Esses argumentos me levaram à constatação de que ao se pensar a identidade é necessário olhar para o contexto situacional113, tentando perceber o lugar a partir de onde esses sujeitos organizam suas interações e sociabilidades. Pensar também como essas interações e sociabilidades estavam entrecortadas por fatores étnicos seja para produzir uma diferenciação entre Negros ou entre Negros e não-Negros. Essas diferenciações acabam por produzir hierarquias no interior das irmandades, hierarquias legitimadas pelo cumprimento das normas que institui tal organização. Observo esse aspecto no compromisso da irmandade de Nossa Senhora do Rosário dos Homens Pretos de Quixeramobim, pois nem todos podiam assumir os cargos, e existiam regras a serem cumpridas e que garantiam a permanência no grupo de irmãos. Em razão disso, penso não ser possível prescindir da análise das relações de poder que constituem essa irmandade.
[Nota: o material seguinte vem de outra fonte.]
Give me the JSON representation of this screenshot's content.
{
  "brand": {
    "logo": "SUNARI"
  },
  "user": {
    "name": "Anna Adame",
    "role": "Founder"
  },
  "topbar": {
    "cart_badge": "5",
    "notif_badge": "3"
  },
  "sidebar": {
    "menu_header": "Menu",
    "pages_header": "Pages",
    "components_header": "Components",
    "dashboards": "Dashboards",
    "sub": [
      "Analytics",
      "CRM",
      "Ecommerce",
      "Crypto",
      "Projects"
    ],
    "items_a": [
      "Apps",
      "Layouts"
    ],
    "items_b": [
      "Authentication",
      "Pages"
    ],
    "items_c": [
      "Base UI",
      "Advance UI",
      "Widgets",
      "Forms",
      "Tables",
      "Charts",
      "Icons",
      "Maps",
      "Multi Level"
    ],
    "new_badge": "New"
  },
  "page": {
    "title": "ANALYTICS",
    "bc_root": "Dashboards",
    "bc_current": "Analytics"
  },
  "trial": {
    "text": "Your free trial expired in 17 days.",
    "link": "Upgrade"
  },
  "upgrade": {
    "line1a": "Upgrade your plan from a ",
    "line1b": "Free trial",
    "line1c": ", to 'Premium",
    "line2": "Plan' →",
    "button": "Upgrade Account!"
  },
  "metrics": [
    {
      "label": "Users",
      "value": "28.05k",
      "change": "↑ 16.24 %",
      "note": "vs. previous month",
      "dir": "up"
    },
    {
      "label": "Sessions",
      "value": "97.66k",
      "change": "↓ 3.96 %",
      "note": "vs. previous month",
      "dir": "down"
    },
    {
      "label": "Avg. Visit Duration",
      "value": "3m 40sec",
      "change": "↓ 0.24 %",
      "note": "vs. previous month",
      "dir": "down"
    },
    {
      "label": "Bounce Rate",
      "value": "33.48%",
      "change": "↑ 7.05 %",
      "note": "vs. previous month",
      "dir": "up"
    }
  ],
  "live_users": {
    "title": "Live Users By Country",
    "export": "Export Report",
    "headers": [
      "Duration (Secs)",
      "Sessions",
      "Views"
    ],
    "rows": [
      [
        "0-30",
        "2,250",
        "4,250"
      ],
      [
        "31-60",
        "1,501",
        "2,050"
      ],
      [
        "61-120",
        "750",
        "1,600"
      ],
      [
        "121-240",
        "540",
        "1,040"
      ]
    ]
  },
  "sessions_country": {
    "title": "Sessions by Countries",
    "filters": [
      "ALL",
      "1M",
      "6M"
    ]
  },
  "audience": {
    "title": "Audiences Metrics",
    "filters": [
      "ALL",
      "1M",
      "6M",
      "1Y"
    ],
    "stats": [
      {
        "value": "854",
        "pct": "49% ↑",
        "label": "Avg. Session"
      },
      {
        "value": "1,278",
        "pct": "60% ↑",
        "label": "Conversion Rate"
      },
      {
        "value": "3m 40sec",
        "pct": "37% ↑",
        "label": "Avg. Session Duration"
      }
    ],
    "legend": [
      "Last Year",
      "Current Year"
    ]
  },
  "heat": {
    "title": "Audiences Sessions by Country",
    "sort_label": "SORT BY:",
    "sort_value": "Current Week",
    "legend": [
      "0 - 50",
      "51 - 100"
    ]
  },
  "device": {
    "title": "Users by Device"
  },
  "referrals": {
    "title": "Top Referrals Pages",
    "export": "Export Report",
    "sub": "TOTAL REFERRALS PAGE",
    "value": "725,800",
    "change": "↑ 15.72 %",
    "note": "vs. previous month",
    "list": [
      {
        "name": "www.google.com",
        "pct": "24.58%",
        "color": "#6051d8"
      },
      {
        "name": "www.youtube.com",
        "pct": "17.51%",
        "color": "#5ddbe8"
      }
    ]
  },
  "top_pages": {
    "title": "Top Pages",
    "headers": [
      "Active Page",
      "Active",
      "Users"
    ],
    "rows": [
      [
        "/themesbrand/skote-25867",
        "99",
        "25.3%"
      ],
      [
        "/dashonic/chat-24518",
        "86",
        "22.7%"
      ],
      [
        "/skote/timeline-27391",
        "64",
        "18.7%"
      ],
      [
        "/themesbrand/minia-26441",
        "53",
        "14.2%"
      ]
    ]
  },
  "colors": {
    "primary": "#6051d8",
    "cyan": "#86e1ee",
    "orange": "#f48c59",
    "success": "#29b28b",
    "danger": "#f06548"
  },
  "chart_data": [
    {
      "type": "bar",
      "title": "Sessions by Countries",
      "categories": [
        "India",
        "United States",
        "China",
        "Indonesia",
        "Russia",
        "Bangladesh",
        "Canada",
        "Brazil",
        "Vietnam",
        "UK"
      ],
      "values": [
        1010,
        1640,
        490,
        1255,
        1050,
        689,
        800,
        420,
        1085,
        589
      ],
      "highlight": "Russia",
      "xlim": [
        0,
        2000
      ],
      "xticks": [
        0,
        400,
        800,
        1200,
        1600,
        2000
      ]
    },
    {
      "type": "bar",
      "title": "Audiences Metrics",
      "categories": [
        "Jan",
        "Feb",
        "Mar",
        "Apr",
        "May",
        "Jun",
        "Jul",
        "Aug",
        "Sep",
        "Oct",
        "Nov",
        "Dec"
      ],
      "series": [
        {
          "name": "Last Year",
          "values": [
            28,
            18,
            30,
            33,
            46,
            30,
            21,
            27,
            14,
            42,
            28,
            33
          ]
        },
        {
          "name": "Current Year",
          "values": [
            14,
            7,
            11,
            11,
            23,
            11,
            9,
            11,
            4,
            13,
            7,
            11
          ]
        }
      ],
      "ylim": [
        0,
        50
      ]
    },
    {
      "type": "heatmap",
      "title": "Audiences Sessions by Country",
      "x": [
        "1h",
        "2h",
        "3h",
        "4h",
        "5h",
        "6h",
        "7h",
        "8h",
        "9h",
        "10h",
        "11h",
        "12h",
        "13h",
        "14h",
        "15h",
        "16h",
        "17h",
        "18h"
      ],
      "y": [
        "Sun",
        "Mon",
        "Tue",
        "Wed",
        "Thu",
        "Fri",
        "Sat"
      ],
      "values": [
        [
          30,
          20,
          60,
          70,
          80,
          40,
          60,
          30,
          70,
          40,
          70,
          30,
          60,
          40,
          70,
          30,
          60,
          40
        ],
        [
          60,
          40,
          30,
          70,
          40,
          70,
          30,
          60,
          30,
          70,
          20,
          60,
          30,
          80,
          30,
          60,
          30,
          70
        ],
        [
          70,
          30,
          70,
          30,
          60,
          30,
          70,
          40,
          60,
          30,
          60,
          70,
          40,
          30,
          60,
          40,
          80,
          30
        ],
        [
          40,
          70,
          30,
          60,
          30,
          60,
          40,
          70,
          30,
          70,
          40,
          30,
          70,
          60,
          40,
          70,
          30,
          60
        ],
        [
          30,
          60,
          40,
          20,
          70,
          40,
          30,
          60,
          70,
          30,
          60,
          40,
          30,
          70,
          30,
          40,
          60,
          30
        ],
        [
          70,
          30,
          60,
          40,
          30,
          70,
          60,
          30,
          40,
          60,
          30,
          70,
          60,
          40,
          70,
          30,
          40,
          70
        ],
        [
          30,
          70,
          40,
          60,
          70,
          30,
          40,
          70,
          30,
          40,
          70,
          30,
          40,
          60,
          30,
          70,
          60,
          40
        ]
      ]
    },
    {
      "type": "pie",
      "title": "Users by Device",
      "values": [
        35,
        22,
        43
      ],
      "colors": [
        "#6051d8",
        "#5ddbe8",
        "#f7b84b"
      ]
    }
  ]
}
É importante notar que as irmandades eram estimuladas e aceitas pelo poder da igreja católica. A sua ação, de certo modo, era regulada pela religião católica. Nina Rodrigues (1945) entende que desse modo se «controlavam as comunidades negras africanas e garantiam a ordem concedendo um simulacro de liberdade política». Porém, outros autores percebiam-nas «como meio de integração dos Negros na sociedade local e de humanização dos escravos que ali podiam se reunir e divertir, sem, entretanto, contestar o sistema escravista, como espaço físico e político que dava a seus membros um sentimento de identidade e orgulho114». Desse entendimento não posso me afastar para compreender a irmandade de Nossa Senhora do Rosário de Quixeramobim, uma vez que os compromissos ao tratarem da composição da mesma, restringiam aos ‘Pretos’ a administração, excluindo Brancos e Pardos em determinados momentos. Poder-se-ia ainda questionar se as irmandades não se constituíam para os Negros, e depois também para os Pardos, em espaço político de negociação de identidades e diferenciações.

Notes
108.

M. de C. Soares, Os devotos da cor, Rio de Janeiro, Civilização Brasileira, 2000, p. 114.

109.

M. de C. Soares, Os devotos da cor, Rio de Janeiro, Civilização Brasileira, 2000, p. 114.

110.

Ibid, p. 118.

111.

Ibid, p. 111.

112.

M. de M. e Souza, Reis Negros no Brasil Escravistas, História da festa de Coroação de Rei Congo, Belo Horizonte, Humanitas, 2002, p. 161.

113.

M. C. da Cunha lembra que o ganho que se teve com os estudos de etnicidade «foi a noção clara de que a identidade é construída de foram situacional e contrastiva, ou seja, que ela constitui resposta política a uma conjuntura, resposta articulada com as outras identidades em jogo, com as quais forma um sistema». In Antropologia do Brasil. Mito, história e etnicidade, São Paulo, Brasiliense, 1987.

114.

Randles apud M. de M. e Souza, op. cit., p. 136.